IBM clears name in GSIS system crash

By Karen Flores,

Posted at May 31 2009 01:26 PM | Updated as of May 31 2009 09:50 PM

Officials of IBM Philippines finally broke their silence regarding their alleged liability in the Government Service Insurance System (GSIS) system crash.

In an exclusive meeting with ABS-CBN News on Friday, IBM officials made it clear that the company does not have any contractual obligation to support the state-run pension fund manager, saying that IBM is merely an original equipment manufacturer (OEM) to one of the technology vendors engaged by GSIS.
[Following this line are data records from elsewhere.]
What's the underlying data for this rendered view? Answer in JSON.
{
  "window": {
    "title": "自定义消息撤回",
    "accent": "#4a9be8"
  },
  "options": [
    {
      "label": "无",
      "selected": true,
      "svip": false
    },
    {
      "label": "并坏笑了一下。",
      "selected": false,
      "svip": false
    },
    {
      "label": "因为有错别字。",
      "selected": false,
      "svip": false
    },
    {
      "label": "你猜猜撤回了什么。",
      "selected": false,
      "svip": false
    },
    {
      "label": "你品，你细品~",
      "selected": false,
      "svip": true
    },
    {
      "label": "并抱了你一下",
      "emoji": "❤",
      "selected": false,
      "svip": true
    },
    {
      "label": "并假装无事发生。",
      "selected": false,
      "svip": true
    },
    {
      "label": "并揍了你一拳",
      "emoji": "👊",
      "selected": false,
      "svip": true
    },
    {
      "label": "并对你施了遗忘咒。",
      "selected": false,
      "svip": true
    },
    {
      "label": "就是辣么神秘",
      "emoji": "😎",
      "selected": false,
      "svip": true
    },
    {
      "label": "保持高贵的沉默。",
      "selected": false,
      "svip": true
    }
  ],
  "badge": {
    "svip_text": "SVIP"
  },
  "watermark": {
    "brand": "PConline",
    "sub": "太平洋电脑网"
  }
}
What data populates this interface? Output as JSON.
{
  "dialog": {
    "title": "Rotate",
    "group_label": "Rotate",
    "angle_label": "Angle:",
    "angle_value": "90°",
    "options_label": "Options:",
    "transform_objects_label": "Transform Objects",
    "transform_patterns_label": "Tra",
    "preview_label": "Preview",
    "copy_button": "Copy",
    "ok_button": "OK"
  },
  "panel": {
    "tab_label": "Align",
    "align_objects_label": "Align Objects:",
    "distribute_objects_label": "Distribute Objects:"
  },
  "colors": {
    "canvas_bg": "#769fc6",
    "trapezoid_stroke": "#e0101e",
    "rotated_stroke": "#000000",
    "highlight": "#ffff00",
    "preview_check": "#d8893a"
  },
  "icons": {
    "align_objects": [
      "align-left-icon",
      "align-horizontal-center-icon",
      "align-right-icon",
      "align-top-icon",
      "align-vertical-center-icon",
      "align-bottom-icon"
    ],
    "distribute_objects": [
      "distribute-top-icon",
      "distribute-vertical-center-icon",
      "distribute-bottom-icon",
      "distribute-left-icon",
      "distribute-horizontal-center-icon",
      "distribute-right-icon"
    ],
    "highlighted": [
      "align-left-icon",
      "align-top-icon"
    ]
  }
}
"If you look at the project, we're really nowhere near it...How can we establish the root cause if we don't have a contractual obligation to them?" IBM said.

An OEM is a producer that provides a certain product to its client, who in turn proceeds to customize it before distributing it to its customers. In this case, IBM is an OEM to business software solutions firm SAP by providing a database management software called IBM DB2.

According to IBM's website, the company has worked with SAP for more than 35 years in offering solutions that help governments integrate processes and systems.

SAP, in turn, is involved with systems integrator Questronix Corp., who leads the whole project with GSIS. Questronix has been a business partner of IBM for over 20 years, as mentioned in the former's official website.

For the GSIS project, IBM said the software they provided is tasked to manage the fund manager's records and loans. They said, however, that IBM DB2's performance is based on how it is used by the agency or company in charge of handling the software.

"We don't know how DB2 is customized. [There are] so many things involved in an SAP application project," IBM said.

"We only work through SAP, Questronix. [Still,] we're more than willing to talk to them (GSIS), fix solutions," IBM added.

IBM blamed for system crash

Earlier, GSIS demanded IBM to provide a permanent fix to the DB2 software and to shoulder expenses caused by the "inherent defects" of the software to the fund manager's operations.

GSIS said the IBM software had started showing problems last year, particularly in handling voluminous chunks of data. In response to this, IBM then upgraded its database system purportedly to enable it to handle unlimited volumes of data.

But GSIS said the upgrade only worsened the problem as the database began mishandling data. The GSIS system eventually crashed two months ago, paralyzing major operations of the pension fund manager and resulting in the slowdown of its claims and loans processing.

IBM, however said that a system can crash in many ways. "When all data is stored in a single container instead of multiple destinations, a crash will occur unless they spread the data out."

"Corrupted data can also cause the system to crash, this is called a 'bad page.' An application, a disk, or even data itself can be a source of corruption," IBM added.

According to Elamparo, IBM already knew of the problems of its software almost a year before the system crashed. IBM, however, said GSIS only advised them about the crash last April 9. "We have nothing to do, much less aware of, previous crashes."

The company also denied the pension fund manager's claims that even Questronix and SAP pointed the blame to the IBM DB2 software. "Questronix hasn't established the root cause. They didn't blame IBM. GSIS should evaluate their processes," IBM explained.

"This issue has caused damage to the company. [GSIS] said IBM is responsible, but we don't even know what the root problem is. They made it look like we were very involved. They never came to IBM," the company added.

Still, IBM said it is willing to have an amicable discussion with GSIS so the issue can finally be settled. "As much as possible, we don't want to say anything against our client. GSIS is still our client."